平穏最後の日(完結)
13
「有難う御座います」
退室する際に礼を言い廊下に出る。
待機していた男は二人の後ろに付き歩き出した。その時次の番のクラスメイトから「遼介って金持ちなんだな」と耳打ちされて苦笑いしてしまう。
「あー緊張したぜ、敬語も普段使わねえしな」
「大丈夫だったよ」
「そうかあ、とにかく遼介がいかにいい子だって聞けて良かったぜ」
「そんなに褒められてないよ」
「車をこちらに持って参りますので少々お待ちください」
二人から一歩離れて歩いていた男が頭を下げ歩いていく。
「あの人初めて見た」
「情報部の奴だから普段は会わねえな。高校に来るって言うから真面目そうな見た目の奴選んだんだ」
「へー」と男が消えていった駐車場を見遣る。
相馬もそうだが今日の男は本当に真面目そうで、何故この世界を選んだのかと思わず聞いてしまいそうになる程だ。

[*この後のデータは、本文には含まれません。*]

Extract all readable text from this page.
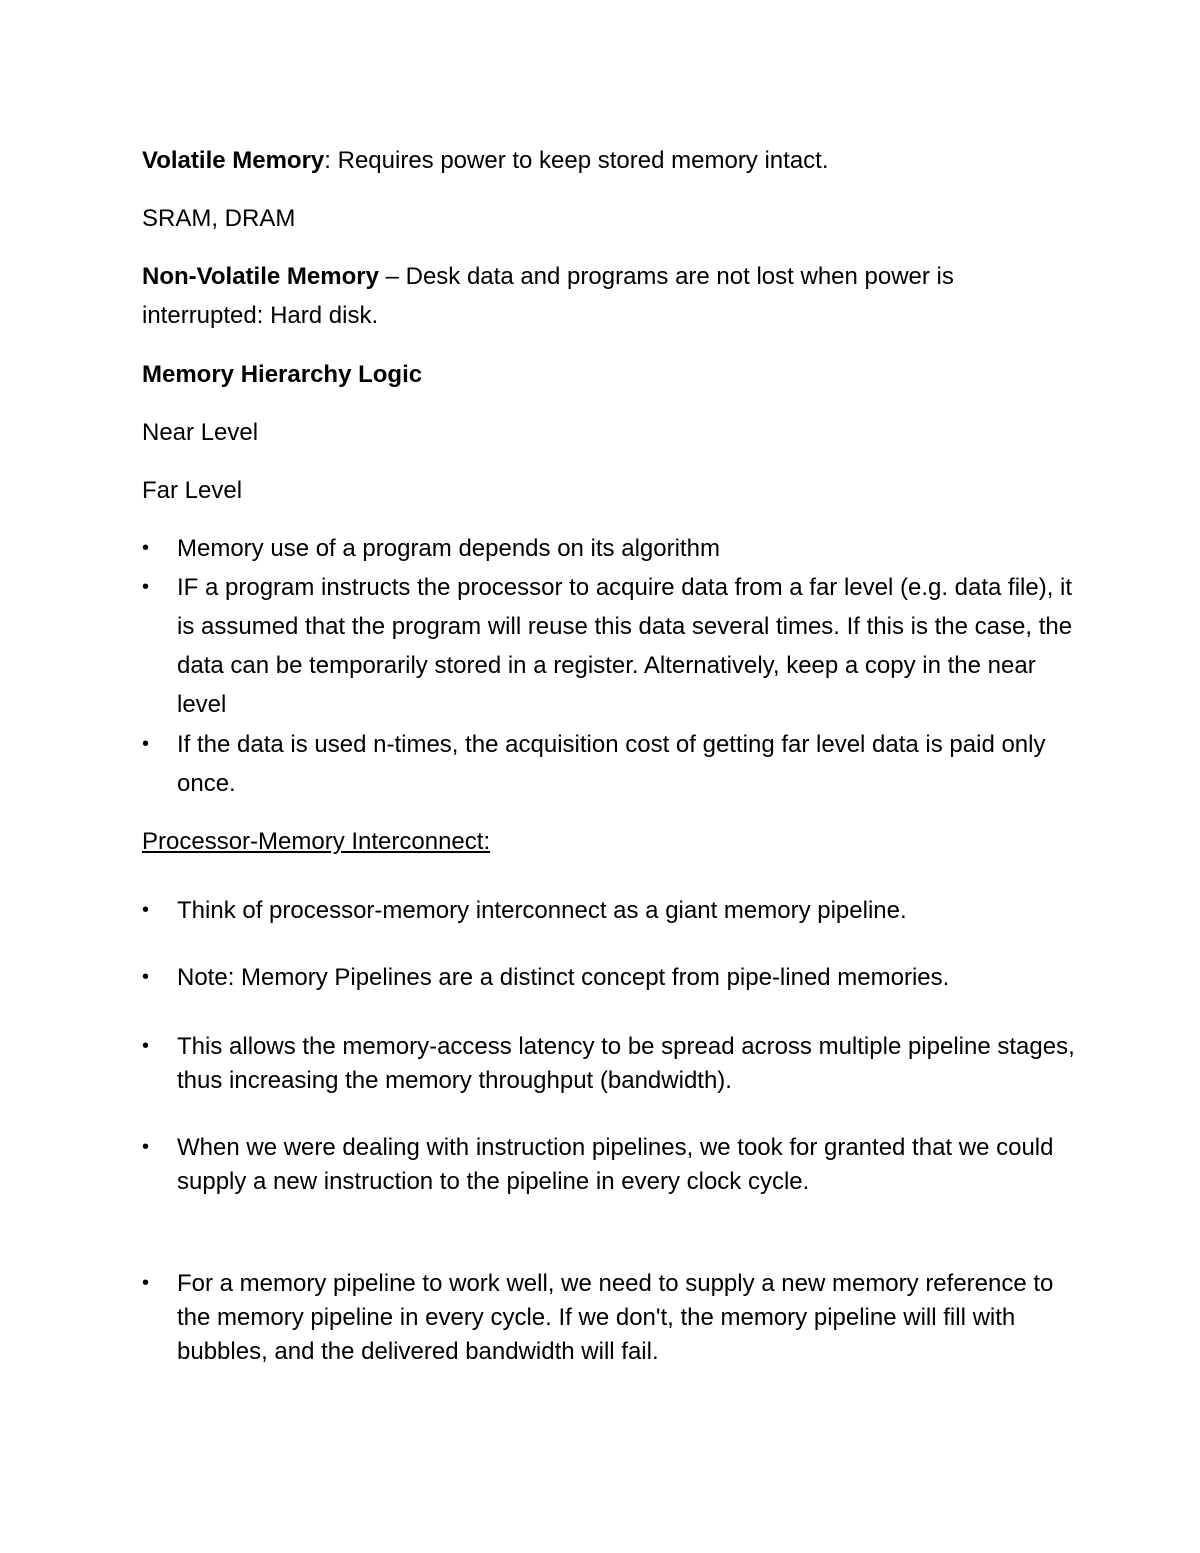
Volatile Memory: Requires power to keep stored memory intact.
SRAM, DRAM
Non-Volatile Memory – Desk data and programs are not lost when power is
interrupted: Hard disk.
Memory Hierarchy Logic
Near Level
Far Level
• Memory use of a program depends on its algorithm
• IF a program instructs the processor to acquire data from a far level (e.g. data file), it is assumed that the program will reuse this data several times. If this is the case, the data can be temporarily stored in a register. Alternatively, keep a copy in the near level
• If the data is used n-times, the acquisition cost of getting far level data is paid only once.
Processor-Memory Interconnect:
• Think of processor-memory interconnect as a giant memory pipeline.
• Note: Memory Pipelines are a distinct concept from pipe-lined memories.
• This allows the memory-access latency to be spread across multiple pipeline stages, thus increasing the memory throughput (bandwidth).
• When we were dealing with instruction pipelines, we took for granted that we could supply a new instruction to the pipeline in every clock cycle.
• For a memory pipeline to work well, we need to supply a new memory reference to the memory pipeline in every cycle. If we don't, the memory pipeline will fill with bubbles, and the delivered bandwidth will fail.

もし自分が働くことになってもそう見られるのだろうかと思う。
だって自分は父や兄のように上背があって逞しいという程でもない、どこにでもいそうな存在だ。
それが皆の役に立てるのか。
ちら、と不安になり横の父を見上げる。
兄と同じような笑顔を浮かべる父。
まだ時間はある。
少しずつ距離を縮めていこう。
自分の気持ちにとりあえずの終止符を打って紫堂の家へと戻っていった。
「なあなあ」
「えっと」
翌日教室へ向かっていると他のクラスの生徒に話し掛けられる。確か一年の時に同じクラスだった生徒だ。

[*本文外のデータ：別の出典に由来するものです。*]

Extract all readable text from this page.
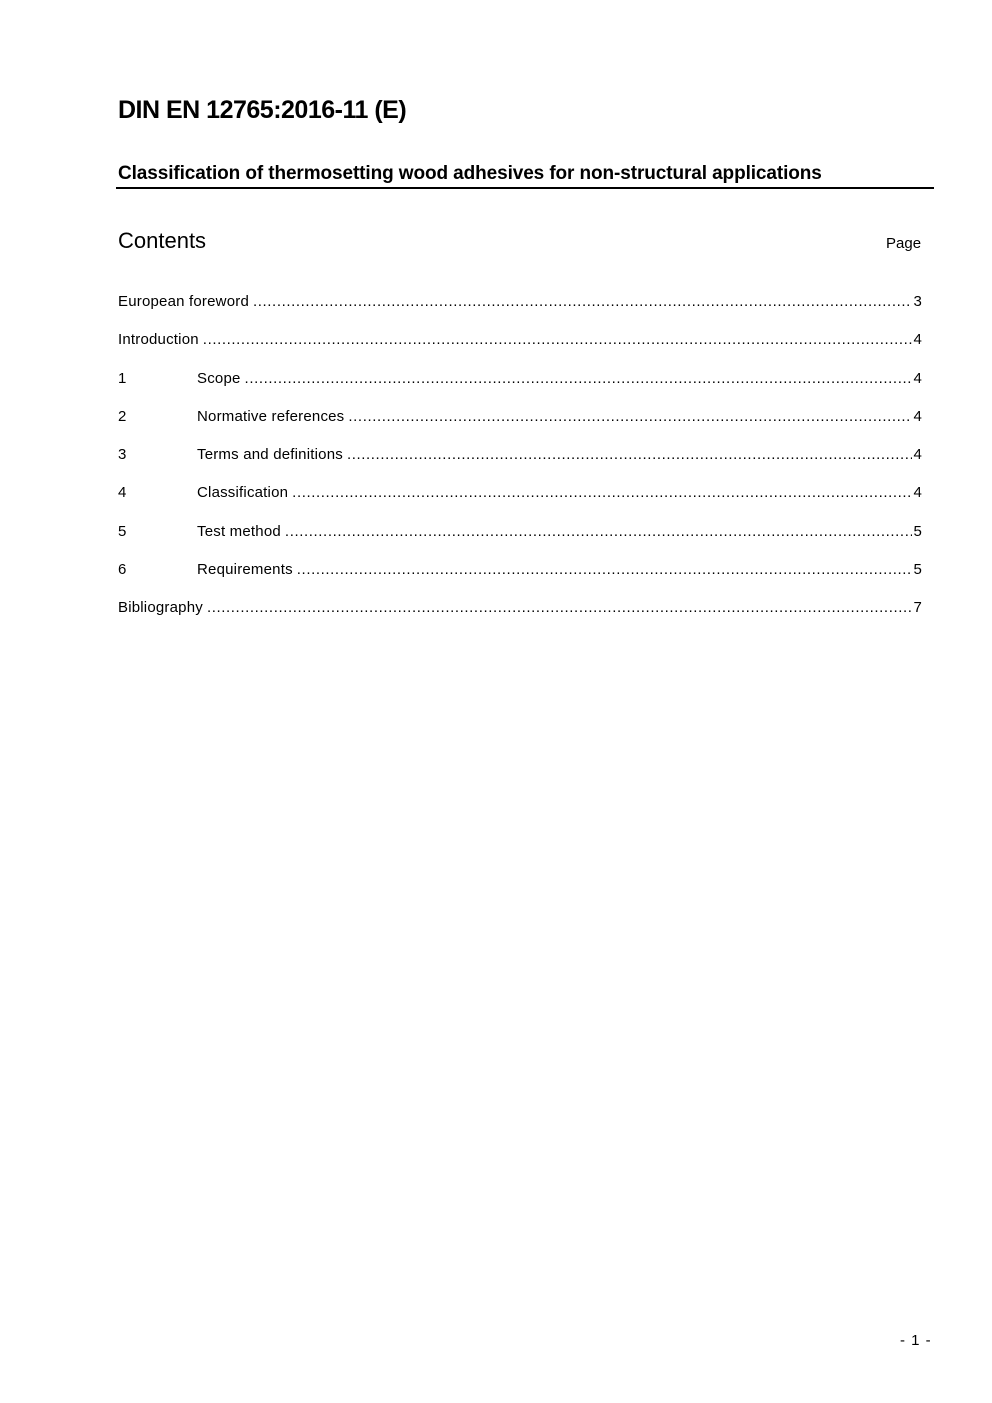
DIN EN 12765:2016-11 (E)
Classification of thermosetting wood adhesives for non-structural applications
Contents	Page
European foreword .....	3
Introduction .....	4
1	Scope .....	4
2	Normative references .....	4
3	Terms and definitions .....	4
4	Classification .....	4
5	Test method .....	5
6	Requirements .....	5
Bibliography .....	7
- 1 -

仲が悪いわけではないが特別仲良くしていたわけでもないため、何故話し掛けられたのか不思議に思う。
「原田昨日運転手付きだっただろ」
「ああ、あれはお父さんの部下の人で」
「マジか!やっぱ金持ちなんだ、原田の家って何かやってんの?」
内心びくりとする。
「会社やってるよ、兄ちゃんが社長でお父さんがその上で……」
「やっぱり!くあー会社やってるとかかっけーな」
その言葉で満足したのか「サンキュー」と生徒は教室に入ってしまった。
嘘は言っていない。
恭介は社長をしているし、謙介もフロント企業のいくつかに名前だけだが籍を置いている。
しかし実際のところは極道の家。
ずきん、と胸がひどく傷んだ。
今まで深く考えたことはなかったが、一般的に極道の家庭の子どもとなんて関わり合いになりたくないのではなかろうか。
家族も組の皆も優しくて強くて大好きだ。
それでも世間に胸を張って主張出来る仕事ではなかった。
――分かった。
何故あの時山崎に家のことを説明しなくてほっとしたのかを。
皆が好きなのにどんな家だって大好きなのに、知られたらどうなってしまうのだろうかと受け入れてもらえるのだろうかと。
でも嘘は吐きたくない。
沢山の気持ちがぐちゃぐちゃになって、体と心が引き剥がされそうだった。